Cuando un empresario mexicano quiere hacer negocio con uno
chino debe ser muy claro en lo que está vendiendo, en lo que está ofreciendo y
en las cláusulas de los contratos. “En México hay cierta tendencia de que queda
por entendido, sin embargo con los chinos no funciona así. Se debe ser claro
para cualquier situación futura”.

“Negociar con los chinos no es como darse un beso con el
diablo
. Son empresarios que siguen mucho su cultura y es muy importante tener
estas consideraciones para preparar el terreno antes de realizar un negocio”,
afirma Martínez Suárez.

Salsas Castillo es un ejemplo sobre cómo aprovechar estos
cinco puntos, además de un toque de suerte. La empresa nació en Hermosillo,
Sonora, y se dedica a la producción de salsas picantes para todo tipo de comida
en esa región.

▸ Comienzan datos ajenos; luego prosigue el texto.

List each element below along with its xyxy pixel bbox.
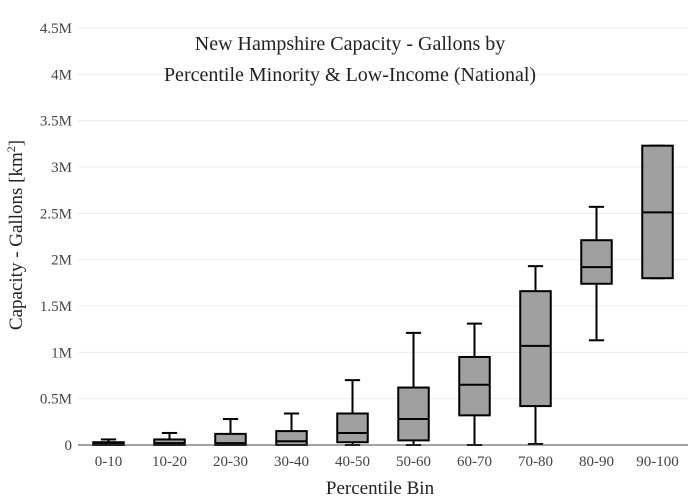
x-tick-label: 20-30 — [213, 454, 248, 470]
iqr-box — [336, 412, 369, 444]
y-axis-title-end: ] — [6, 140, 27, 146]
iqr-box — [580, 239, 613, 285]
y-tick-label: 2M — [51, 253, 72, 269]
y-tick-label: 2.5M — [40, 206, 72, 222]
y-tick-labels: 0 0.5M 1M 1.5M 2M 2.5M 3M 3.5M 4M 4.5M — [40, 21, 72, 454]
chart-title-line-2: Percentile Minority & Low-Income (Nation… — [164, 64, 536, 86]
box-10-20 — [153, 431, 186, 447]
box-40-50 — [336, 379, 369, 446]
y-tick-label: 4M — [51, 67, 72, 83]
y-axis-title: Capacity - Gallons [km2] — [4, 140, 27, 330]
y-tick-label: 1.5M — [40, 299, 72, 315]
x-tick-label: 10-20 — [152, 454, 187, 470]
y-tick-label: 4.5M — [40, 21, 72, 37]
y-axis-title-main: Capacity - Gallons [km — [6, 152, 27, 330]
box-30-40 — [275, 412, 308, 447]
box-70-80 — [519, 265, 552, 446]
iqr-box — [458, 355, 491, 417]
y-tick-label: 3M — [51, 160, 72, 176]
boxes — [92, 144, 674, 447]
x-tick-label: 90-100 — [636, 454, 679, 470]
x-tick-labels: 0-10 10-20 20-30 30-40 40-50 50-60 60-70 70-80 8… — [95, 454, 679, 470]
x-tick-label: 0-10 — [95, 454, 123, 470]
box-50-60 — [397, 331, 430, 446]
iqr-box — [519, 290, 552, 408]
x-axis-title: Percentile Bin — [326, 478, 435, 499]
x-tick-label: 40-50 — [335, 454, 370, 470]
x-tick-label: 70-80 — [518, 454, 553, 470]
y-tick-label: 1M — [51, 345, 72, 361]
y-tick-label: 0.5M — [40, 392, 72, 408]
y-tick-label: 0 — [65, 438, 73, 454]
x-tick-label: 50-60 — [396, 454, 431, 470]
gridlines — [78, 27, 688, 400]
x-tick-label: 60-70 — [457, 454, 492, 470]
y-tick-label: 3.5M — [40, 114, 72, 130]
iqr-box — [275, 430, 308, 447]
x-tick-label: 30-40 — [274, 454, 309, 470]
chart-title-line-1: New Hampshire Capacity - Gallons by — [195, 33, 505, 55]
box-60-70 — [458, 322, 491, 446]
box-80-90 — [580, 205, 613, 342]
box-0-10 — [92, 438, 125, 447]
x-tick-label: 80-90 — [579, 454, 614, 470]
box-90-100 — [641, 144, 674, 280]
y-axis-title-superscript: 2 — [4, 146, 18, 152]
box-20-30 — [214, 418, 247, 447]
iqr-box — [397, 386, 430, 442]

Ese tipo de producto tuvo buena aceptación en China porque tiene
una forma similar de consumir alimentos.

Fue parte en suerte y parte por la ubicación geográfica,
además de que Salsas Castillo se concentró únicamente en una región de Shanghái,
y con un mercado muy limitado, en los supermercados.

Te recomendamos leer: China reconsidera sus proyectos de inversión en México.

De hecho las empresas mexicanas que han paticipado en el negocio alimentario en China, aportan productos como: aguacate, aleta de tiburón, abulón, caracol, miel de agave, procesados como enchiladas deshidratadas y productos similares; también salsas, frituras, aguas de sabor en polvo, gelatinas, tequila y queso de cabra.

¿Qué necesita China de México?

Los productos que demanda especialmente se cuentan en el negocio agropecuario con productos como la fresa, café, atún, pavo, pollo, bovino, tortillas piña y semillas de árbol; también fibra de agave, algodón, crema agria, galletas, dulces como el chocolate y caldo concentrado de pollo.

Por su consumo de productos del mar requieren calamar gigante congelado, camarón congelado, y medusa a la que conocemos como Aguamala.

A nivel industrial necesitan tequila, cerveza y salsa de tomate.